Prime Minister Benjamin Netanyahu’s lawyers started an indictment hearing at the Ministry of Justice in Jerusalem on Wednesday.
Attorney General Avichai Mandelblit recommended the proceedings on fraud, breach of trust and bribery charges.
If indicted, it was announced yesterday Netanyahu will take a “leave of absence”.
“This is not an easy step in leadership,” Speaker of the Knesset Yuli Edelstein told Israeli broadcaster Kan.
“The prime minister is prepared to pay this price to establish a government.”
Netanyahu faces corruption charges, known as Cases 4000, 1000 and 2000, but did not attend the initial hearing behind closed doors.
His defense team are confident charges will be dropped as they have fresh evidence to present and are not considering a plea bargain or presidential pardon.
The past two days centred on Case 4000 on charges over alleged favourable coverage on the Walla!

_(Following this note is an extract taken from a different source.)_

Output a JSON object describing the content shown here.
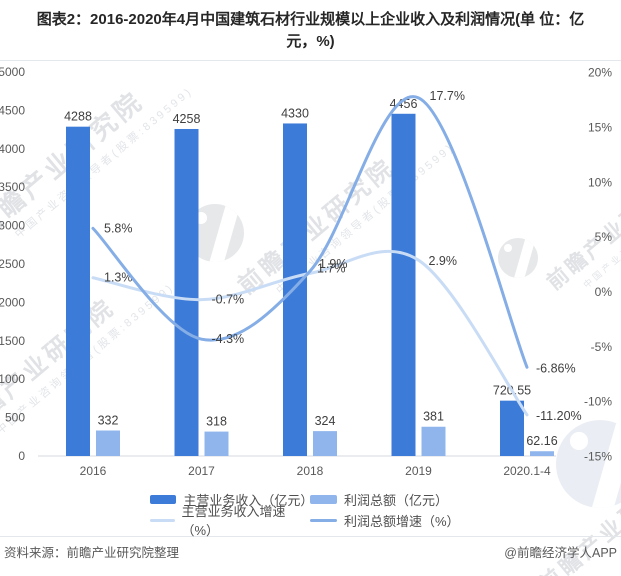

News website in return for regulatory benefits.
Case 1000 details charges of fraud and breach of trust on Netanyahu and his family over allegedly receiving banned gifts from billionaire business magnates Arnon Milchan and James Packer.
Case 2000 alleges Netanyahu attempted to negotiate favourable coverage in Yedioth Ahronoth in return for promoting legislation against rival newspaper Israel Hayom.
Netanyahu has consistently maintained his innocence through years of investigation.
Labelling allegations a “witch hunt”, he has vocally criticised the media, police, prosecutors and justice system.
Mandelblit refused his request to air the hearings live last week.
Netanyahu argued it would balance “a deluge of biased, partial leaks” against him.
It has been reported that legal experts view a prospect of indictment high given evidence collected by police and prosecution lawyers recommending a trial.
Netanyahu continued his efforts to form a coalition government and Israel’s politicians were sworn in to the 22nd Knesset as hearings took place this week.